Chers clients et amis de la ferme botanique de Kerveat,

Depuis la fondation de Kerveat (1er janvier 2018) et même avant, bon nombre de mes interlocuteurs, considérant l’intérêt de mon projet, m’ont encouragé à demander de l’aide par le biais d’une plateforme de financement participatif (ou crowfunding). J’avais toujours résisté à cette idée, craignant de fonder cette entreprise agricole sur des bases trop éloignées d’un modèle économique viable.

Je dois dire qu’il y a eu un premier financement participatif même s’il n’en avait pas le nom. Sachant que je ne pouvais bénéficier d’aucune forme d’aide à l’installation et qu’aucune banque n’aurait accepté de m’aider par le moindre crédit, des amis m’ont puissamment aidé par des dons ou des prêts. Grâce au déblocage d’une petite retraite complémentaire acquise au cours de l’une de mes étapes de vie professionnelle, grâce aussi aux premières ventes de Kerveat, j’ai pu rembourser la plus grande partie des prêts. Il en reste un d’un montant de 4000 euros que j’espérais rembourser avant l’été, notamment grâce aux fêtes des plantes.

La crise sanitaire qui s’aggrave en ce mois de mars 2020 et les mesures que les autorités doivent prendre pour en limiter les conséquences commencent dans notre métier à avoir les premiers effets dévastateurs : je reçois des messages m’annonçant l’annulation de fêtes des plantes auxquelles la ferme botanique devait exposer et, hélas, ces mauvaises nouvelles vont se multiplier. À ce jour et avant que l’activité du site Internet ne prenne tout son essor, les recettes des fêtes des plantes de printemps représentent plus de 50% de l’activité de la ferme.

Pour ces manifestations, nous avons dû faire de nouvelles dépenses qui vont au-delà de l’achat et du montage de serres-tunnel ou de terreau et de pots. Le vieux véhicule qui permet notamment d’apporter les aeonium à ces fêtes ne passait pas le contrôle technique cet hiver et il a fallu engager plus de 1200 euros de dépenses pour qu’il soit conforme aux normes de sécurité. Les précipitations hivernales (près du double d’un hiver normal) nous ont contraint à des dépenses imprévues afin de sécuriser les plantes et l’accès aux tunnels.

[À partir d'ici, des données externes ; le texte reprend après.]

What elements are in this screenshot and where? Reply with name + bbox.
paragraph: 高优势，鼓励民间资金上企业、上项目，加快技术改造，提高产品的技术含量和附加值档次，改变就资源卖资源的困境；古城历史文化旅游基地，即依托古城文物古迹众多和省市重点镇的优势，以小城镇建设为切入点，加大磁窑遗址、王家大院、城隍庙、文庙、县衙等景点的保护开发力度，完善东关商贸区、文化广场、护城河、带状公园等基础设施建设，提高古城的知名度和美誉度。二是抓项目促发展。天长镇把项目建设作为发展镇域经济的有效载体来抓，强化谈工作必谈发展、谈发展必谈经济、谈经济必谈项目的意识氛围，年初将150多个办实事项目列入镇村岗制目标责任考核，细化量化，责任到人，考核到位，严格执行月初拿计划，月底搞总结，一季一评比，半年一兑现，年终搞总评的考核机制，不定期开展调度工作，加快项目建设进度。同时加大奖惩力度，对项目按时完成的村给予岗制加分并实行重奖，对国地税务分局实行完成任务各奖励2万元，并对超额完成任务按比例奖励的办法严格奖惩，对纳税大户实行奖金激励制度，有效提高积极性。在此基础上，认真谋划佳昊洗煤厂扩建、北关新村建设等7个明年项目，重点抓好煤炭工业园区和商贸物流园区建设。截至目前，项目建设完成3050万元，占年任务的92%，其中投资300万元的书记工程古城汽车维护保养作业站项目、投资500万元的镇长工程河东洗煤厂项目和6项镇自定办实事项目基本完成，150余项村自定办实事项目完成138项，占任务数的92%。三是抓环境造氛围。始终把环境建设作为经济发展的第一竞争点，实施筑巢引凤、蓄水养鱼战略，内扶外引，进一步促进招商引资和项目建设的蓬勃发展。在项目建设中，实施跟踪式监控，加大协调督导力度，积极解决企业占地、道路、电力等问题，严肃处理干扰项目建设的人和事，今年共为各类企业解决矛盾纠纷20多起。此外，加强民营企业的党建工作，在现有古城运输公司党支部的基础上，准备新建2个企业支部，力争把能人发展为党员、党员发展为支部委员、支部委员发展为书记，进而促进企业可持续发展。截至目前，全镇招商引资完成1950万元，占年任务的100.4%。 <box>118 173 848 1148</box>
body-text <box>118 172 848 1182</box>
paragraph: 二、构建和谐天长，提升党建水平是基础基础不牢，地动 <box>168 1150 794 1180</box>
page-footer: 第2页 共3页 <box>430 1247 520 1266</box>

Je me résous donc à faire appel à votre générosité. Je ne choisis par le moyen d’une des plateformes de financement participatif. Leurs commissions prennent une part trop importante des dons à mes yeux. Il vous est possible de contribuer  financièrement de différentes manières : par carte bancaire / PayPal en cliquant sur le bouton présent sur cette page, par chèque ou par virement (coordonnées bancaires sur demande dans ce cas). J'ai choisi de ne pas proposer de montant pour les dons. Vous ferez ce que vous voulez ou pouvez et même si vous faites très peu ça ne sera pas rien.

Je me permets de vous suggérer, en cas de don, d’expliciter la finalité que vous souhaitez lui assigner :

1° La traversée de la crise actuelle.

2° L’écriture d’un livre. La décision en a été prise et les premières étapes sont lancées. Les réactions des éditeurs m’ont conduit à décider d’éditer à compte d’auteur et j’ai demandé des devis à des imprimeurs. Mon choix est arrêté : le budget pour 500 livres de 200 pages en quadrichromie est d’un peu moins de 5000 euros.

3° La participation à mes travaux de recherche. Les voyages d’exploration botanique en constituent la part la plus importante et c’est grâce à eux que Kerveat est devenue en quelques années la première collection mondiale d’aeonium. Mais ce sont loin d’être les seules dépenses en matière de recherche : les achats de livre et articles (le plus souvent au format numérique), les envois de plantes à des chercheurs dans des destinations parfois lointaines, l’acquisition d’hybrides non encore cultivés ici et présents seulement dans d’autres continents, etc.

Si jamais il m’était impossible de respecter la destination que vous aviez affectée à votre générosité (p. ex si la crise sanitaire par sa durée m’obligeait à donner la priorité au point 1), je m’adresserais à vous avant de décider d’une modification d’affectation de votre don.

Je ne sais pas si je parviendrai à remercier personnellement toutes celles et ceux qui voudront bien répondre à cet appel. Permettez-moi donc, par prudence et parce que cela va de soi, de vous exprimer toute ma gratitude.